Looking at the boy on the right and you get a picture of the world that awaits a Haitian boy when he walks around on the street. Sure he has friends, but situations can turn ugly quickly. There is a never-ending game of dominate-or-be-dominated that runs 24 hours a day on Haitian streets. It is a situation shared by millions of boys around the world who grow up in areas gripped by poverty.

Johnny is one of those kids who has to play the game but doesn't like it. Look into his eyes and you see the deep sadness of a boy who is not as hard as he needs to be. He often looks to me like an actor playing a part for which he is poorly suited. Johnny is cursed with a kind heart and small stature. His nickname is "Tili," which means "little one."

One day a couple of us walked out of the MDL girls' house, and I saw Johnny leaning up against a telephone pole. As I walked closer, I could see something was wrong. He was scowling and trying to hold back tears. He had a rock in his hand. Smears and splotches of light gray dust stood out against the dark skin of his head, arms, and legs. He had just been beaten up.
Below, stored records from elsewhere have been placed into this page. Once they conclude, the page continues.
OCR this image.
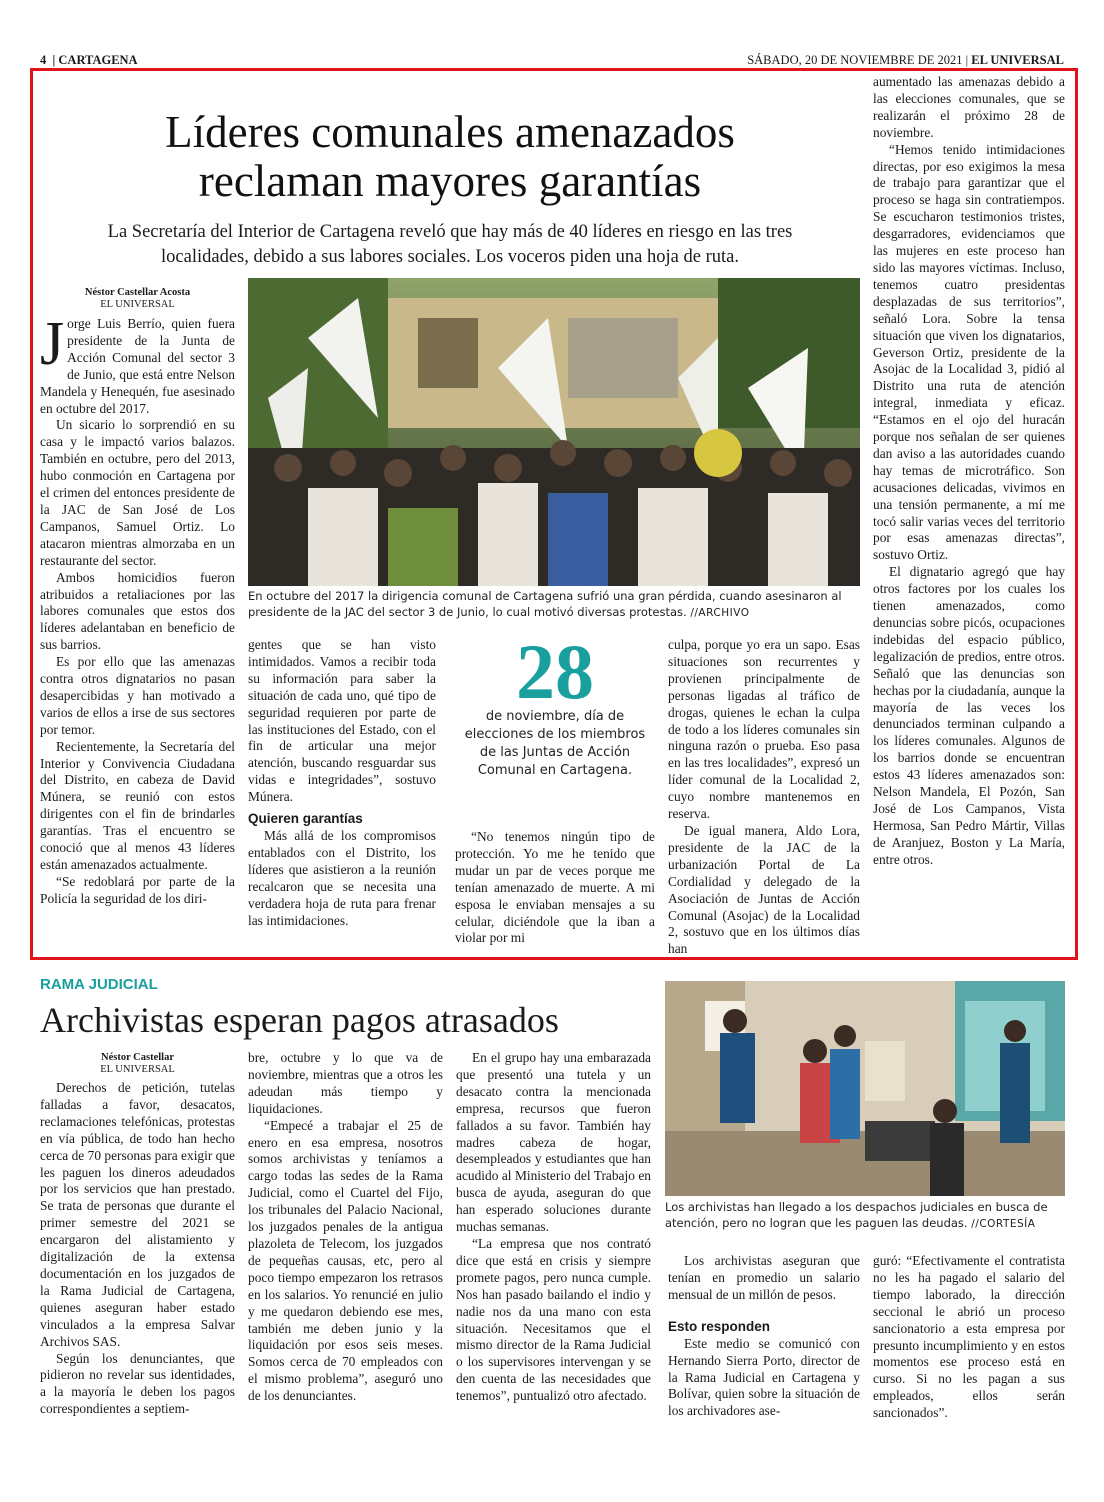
4  | CARTAGENA	SÁBADO, 20 DE NOVIEMBRE DE 2021 | EL UNIVERSAL
Líderes comunales amenazados
reclaman mayores garantías
La Secretaría del Interior de Cartagena reveló que hay más de 40 líderes en riesgo en las tres localidades, debido a sus labores sociales. Los voceros piden una hoja de ruta.
Néstor Castellar Acosta
EL UNIVERSAL

Jorge Luis Berrío, quien fuera presidente de la Junta de Acción Comunal del sector 3 de Junio, que está entre Nelson Mandela y Henequén, fue asesinado en octubre del 2017.

Un sicario lo sorprendió en su casa y le impactó varios balazos. También en octubre, pero del 2013, hubo conmoción en Cartagena por el crimen del entonces presidente de la JAC de San José de Los Campanos, Samuel Ortiz. Lo atacaron mientras almorzaba en un restaurante del sector.

Ambos homicidios fueron atribuidos a retaliaciones por las labores comunales que estos dos líderes adelantaban en beneficio de sus barrios.

Es por ello que las amenazas contra otros dignatarios no pasan desapercibidas y han motivado a varios de ellos a irse de sus sectores por temor.

Recientemente, la Secretaría del Interior y Convivencia Ciudadana del Distrito, en cabeza de David Múnera, se reunió con estos dirigentes con el fin de brindarles garantías. Tras el encuentro se conoció que al menos 43 líderes están amenazados actualmente.

“Se redoblará por parte de la Policía la seguridad de los diri-

En octubre del 2017 la dirigencia comunal de Cartagena sufrió una gran pérdida, cuando asesinaron al presidente de la JAC del sector 3 de Junio, lo cual motivó diversas protestas. //ARCHIVO

gentes que se han visto intimidados. Vamos a recibir toda su información para saber la situación de cada uno, qué tipo de seguridad requieren por parte de las instituciones del Estado, con el fin de articular una mejor atención, buscando resguardar sus vidas e integridades”, sostuvo Múnera.

Quieren garantías

Más allá de los compromisos entablados con el Distrito, los líderes que asistieron a la reunión recalcaron que se necesita una verdadera hoja de ruta para frenar las intimidaciones.

28
de noviembre, día de elecciones de los miembros de las Juntas de Acción Comunal en Cartagena.

“No tenemos ningún tipo de protección. Yo me he tenido que mudar un par de veces porque me tenían amenazado de muerte. A mi esposa le enviaban mensajes a su celular, diciéndole que la iban a violar por mi

culpa, porque yo era un sapo. Esas situaciones son recurrentes y provienen principalmente de personas ligadas al tráfico de drogas, quienes le echan la culpa de todo a los líderes comunales sin ninguna razón o prueba. Eso pasa en las tres localidades”, expresó un líder comunal de la Localidad 2, cuyo nombre mantenemos en reserva.

De igual manera, Aldo Lora, presidente de la JAC de la urbanización Portal de La Cordialidad y delegado de la Asociación de Juntas de Acción Comunal (Asojac) de la Localidad 2, sostuvo que en los últimos días han

aumentado las amenazas debido a las elecciones comunales, que se realizarán el próximo 28 de noviembre.

“Hemos tenido intimidaciones directas, por eso exigimos la mesa de trabajo para garantizar que el proceso se haga sin contratiempos. Se escucharon testimonios tristes, desgarradores, evidenciamos que las mujeres en este proceso han sido las mayores víctimas. Incluso, tenemos cuatro presidentas desplazadas de sus territorios”, señaló Lora. Sobre la tensa situación que viven los dignatarios, Geverson Ortiz, presidente de la Asojac de la Localidad 3, pidió al Distrito una ruta de atención integral, inmediata y eficaz. “Estamos en el ojo del huracán porque nos señalan de ser quienes dan aviso a las autoridades cuando hay temas de microtráfico. Son acusaciones delicadas, vivimos en una tensión permanente, a mí me tocó salir varias veces del territorio por esas amenazas directas”, sostuvo Ortiz.

El dignatario agregó que hay otros factores por los cuales los tienen amenazados, como denuncias sobre picós, ocupaciones indebidas del espacio público, legalización de predios, entre otros. Señaló que las denuncias son hechas por la ciudadanía, aunque la mayoría de las veces los denunciados terminan culpando a los líderes comunales. Algunos de los barrios donde se encuentran estos 43 líderes amenazados son: Nelson Mandela, El Pozón, San José de Los Campanos, Vista Hermosa, San Pedro Mártir, Villas de Aranjuez, Boston y La María, entre otros.

RAMA JUDICIAL
Archivistas esperan pagos atrasados
Néstor Castellar
EL UNIVERSAL

Derechos de petición, tutelas falladas a favor, desacatos, reclamaciones telefónicas, protestas en vía pública, de todo han hecho cerca de 70 personas para exigir que les paguen los dineros adeudados por los servicios que han prestado. Se trata de personas que durante el primer semestre del 2021 se encargaron del alistamiento y digitalización de la extensa documentación en los juzgados de la Rama Judicial de Cartagena, quienes aseguran haber estado vinculados a la empresa Salvar Archivos SAS.

Según los denunciantes, que pidieron no revelar sus identidades, a la mayoría le deben los pagos correspondientes a septiem-

bre, octubre y lo que va de noviembre, mientras que a otros les adeudan más tiempo y liquidaciones.

“Empecé a trabajar el 25 de enero en esa empresa, nosotros somos archivistas y teníamos a cargo todas las sedes de la Rama Judicial, como el Cuartel del Fijo, los tribunales del Palacio Nacional, los juzgados penales de la antigua plazoleta de Telecom, los juzgados de pequeñas causas, etc, pero al poco tiempo empezaron los retrasos en los salarios. Yo renuncié en julio y me quedaron debiendo ese mes, también me deben junio y la liquidación por esos seis meses. Somos cerca de 70 empleados con el mismo problema”, aseguró uno de los denunciantes.

En el grupo hay una embarazada que presentó una tutela y un desacato contra la mencionada empresa, recursos que fueron fallados a su favor. También hay madres cabeza de hogar, desempleados y estudiantes que han acudido al Ministerio del Trabajo en busca de ayuda, aseguran do que han esperado soluciones durante muchas semanas.

“La empresa que nos contrató dice que está en crisis y siempre promete pagos, pero nunca cumple. Nos han pasado bailando el indio y nadie nos da una mano con esta situación. Necesitamos que el mismo director de la Rama Judicial o los supervisores intervengan y se den cuenta de las necesidades que tenemos”, puntualizó otro afectado.

Los archivistas han llegado a los despachos judiciales en busca de atención, pero no logran que les paguen las deudas. //CORTESÍA

Los archivistas aseguran que tenían en promedio un salario mensual de un millón de pesos.

Esto responden

Este medio se comunicó con Hernando Sierra Porto, director de la Rama Judicial en Cartagena y Bolívar, quien sobre la situación de los archivadores ase-

guró: “Efectivamente el contratista no les ha pagado el salario del tiempo laborado, la dirección seccional le abrió un proceso sancionatorio a esta empresa por presunto incumplimiento y en estos momentos ese proceso está en curso. Si no les pagan a sus empleados, ellos serán sancionados”.
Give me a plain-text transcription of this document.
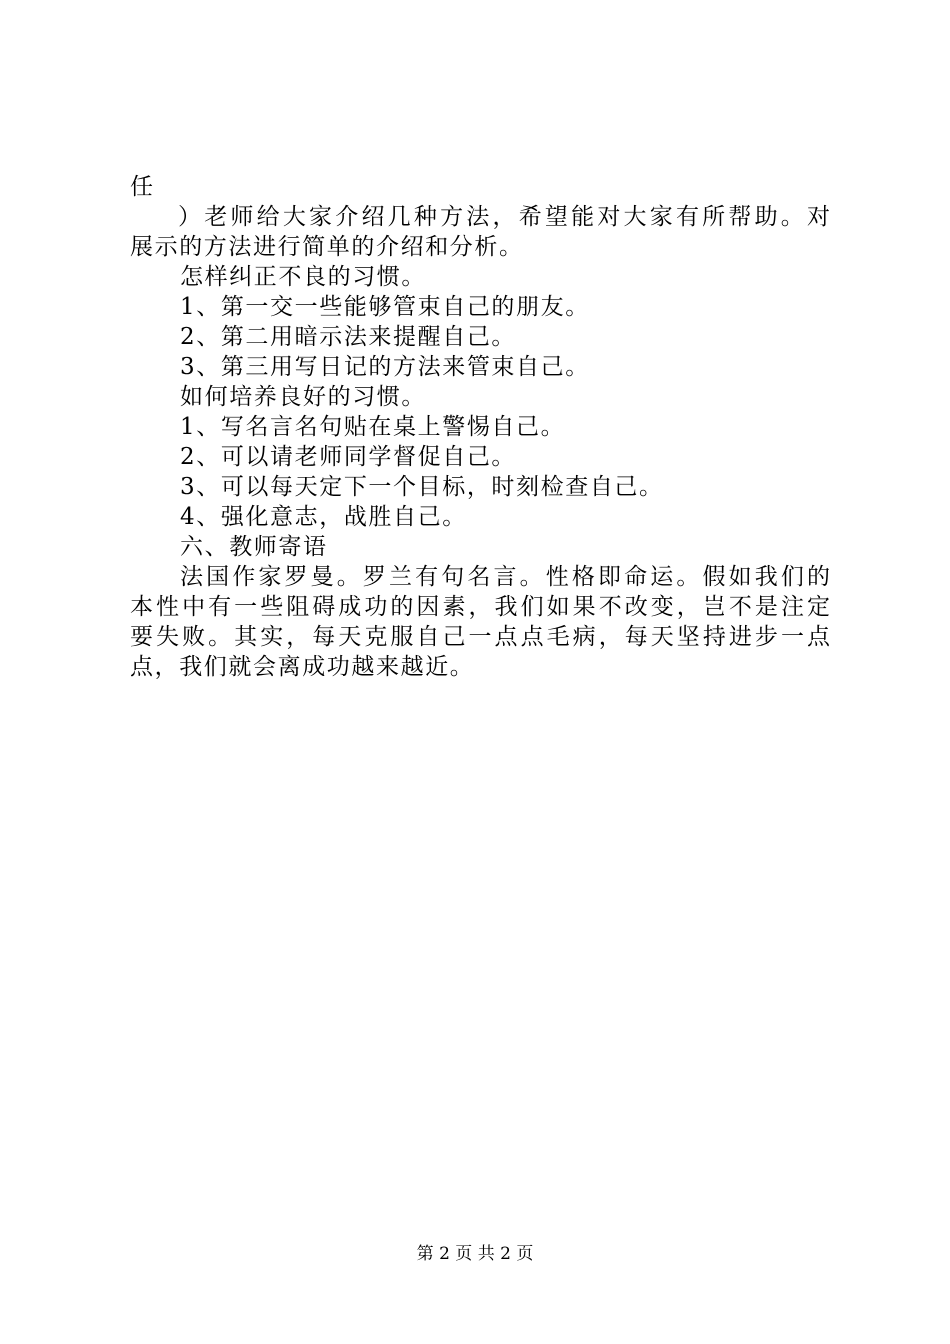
任
）老师给大家介绍几种方法，希望能对大家有所帮助。对
展示的方法进行简单的介绍和分析。
怎样纠正不良的习惯。
1、第一交一些能够管束自己的朋友。
2、第二用暗示法来提醒自己。
3、第三用写日记的方法来管束自己。
如何培养良好的习惯。
1、写名言名句贴在桌上警惕自己。
2、可以请老师同学督促自己。
3、可以每天定下一个目标，时刻检查自己。
4、强化意志，战胜自己。
六、教师寄语
法国作家罗曼。罗兰有句名言。性格即命运。假如我们的
本性中有一些阻碍成功的因素，我们如果不改变，岂不是注定
要失败。其实，每天克服自己一点点毛病，每天坚持进步一点
点，我们就会离成功越来越近。
第 2 页 共 2 页
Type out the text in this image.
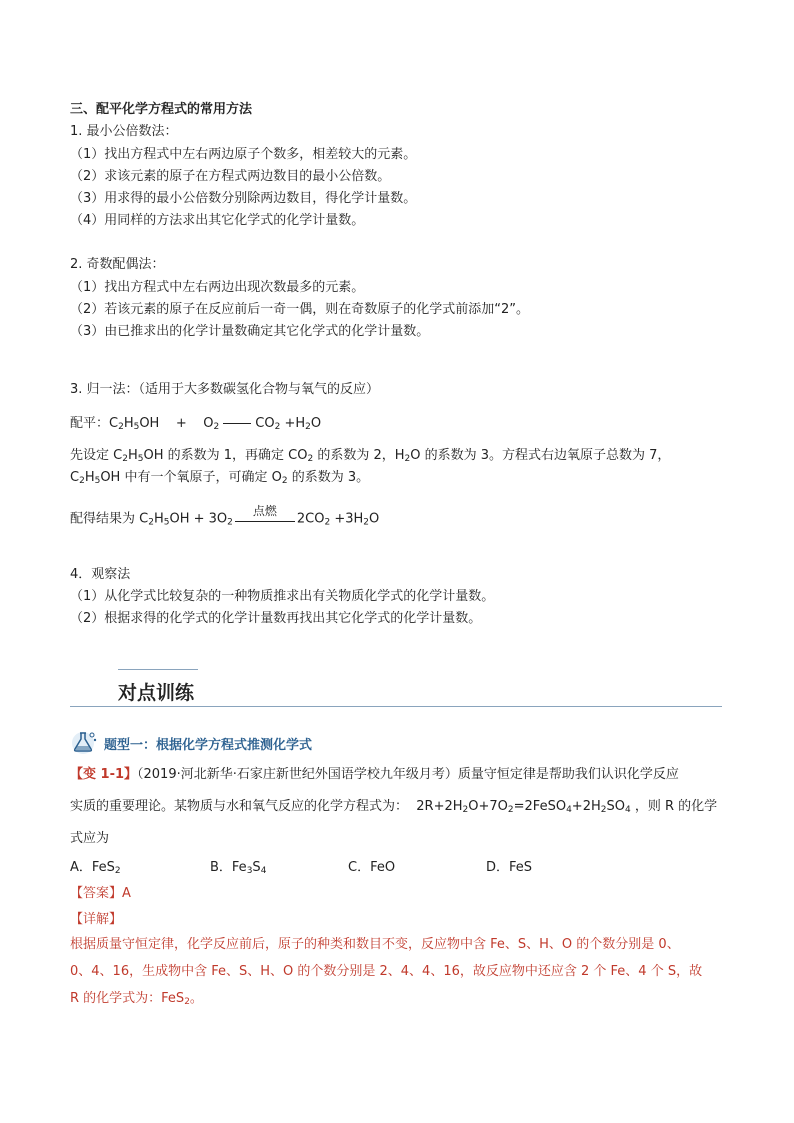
三、配平化学方程式的常用方法
1. 最小公倍数法：
（1）找出方程式中左右两边原子个数多，相差较大的元素。
（2）求该元素的原子在方程式两边数目的最小公倍数。
（3）用求得的最小公倍数分别除两边数目，得化学计量数。
（4）用同样的方法求出其它化学式的化学计量数。
2. 奇数配偶法：
（1）找出方程式中左右两边出现次数最多的元素。
（2）若该元素的原子在反应前后一奇一偶，则在奇数原子的化学式前添加“2”。
（3）由已推求出的化学计量数确定其它化学式的化学计量数。
3. 归一法：（适用于大多数碳氢化合物与氧气的反应）
配平：$C_2H_5OH$    +    $O_2$	$CO_2 +H_2O$
先设定 $C_2H_5OH$ 的系数为 1，再确定 $CO_2$ 的系数为 2，$H_2O$ 的系数为 3。方程式右边氧原子总数为 7，
$C_2H_5OH$ 中有一个氧原子，可确定 $O_2$ 的系数为 3。
配得结果为 $C_2H_5OH + 3O_2$
点燃
$2CO_2 +3H_2O$
4．观察法
（1）从化学式比较复杂的一种物质推求出有关物质化学式的化学计量数。
（2）根据求得的化学式的化学计量数再找出其它化学式的化学计量数。
对点训练
题型一：根据化学方程式推测化学式
【变 1-1】（2019·河北新华·石家庄新世纪外国语学校九年级月考）质量守恒定律是帮助我们认识化学反应
实质的重要理论。某物质与水和氧气反应的化学方程式为：  $2R+2H_2O+7O_2=2FeSO_4+2H_2SO_4$ ，则 R 的化学
式应为
A．FeS$_2$	B．$Fe_3S_4$	C．FeO	D．FeS
【答案】A
【详解】
根据质量守恒定律，化学反应前后，原子的种类和数目不变，反应物中含 Fe、S、H、O 的个数分别是 0、
0、4、16，生成物中含 Fe、S、H、O 的个数分别是 2、4、4、16，故反应物中还应含 2 个 Fe、4 个 S，故
R 的化学式为：FeS$_2$。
We felt helpless. The other boy was nowhere around, and I wasn't sure what to say to Johnny. This is not an infrequent occurrence around the streets where we are. I put my arm around him and tried to console him a little, but I knew I couldn't fix the real situation. The next day I saw Johnny again, and I asked him about the fight. It turned out that another of my young friends, a bigger and stronger boy named SonSon, had delivered the beating. One of them had said something that had resulted in the fight. SonSon had hit Johnny in the knee with a rock. When Haitian kids square off to fight, they pick up rocks or sticks or anything else they can use as a weapon. It's part of the ritual.

I invite you to join me in praying for Johnny. I want him to have a shot at a future that allows him to be his best self. I want that look of sadness on his face to be replaced with one of joy.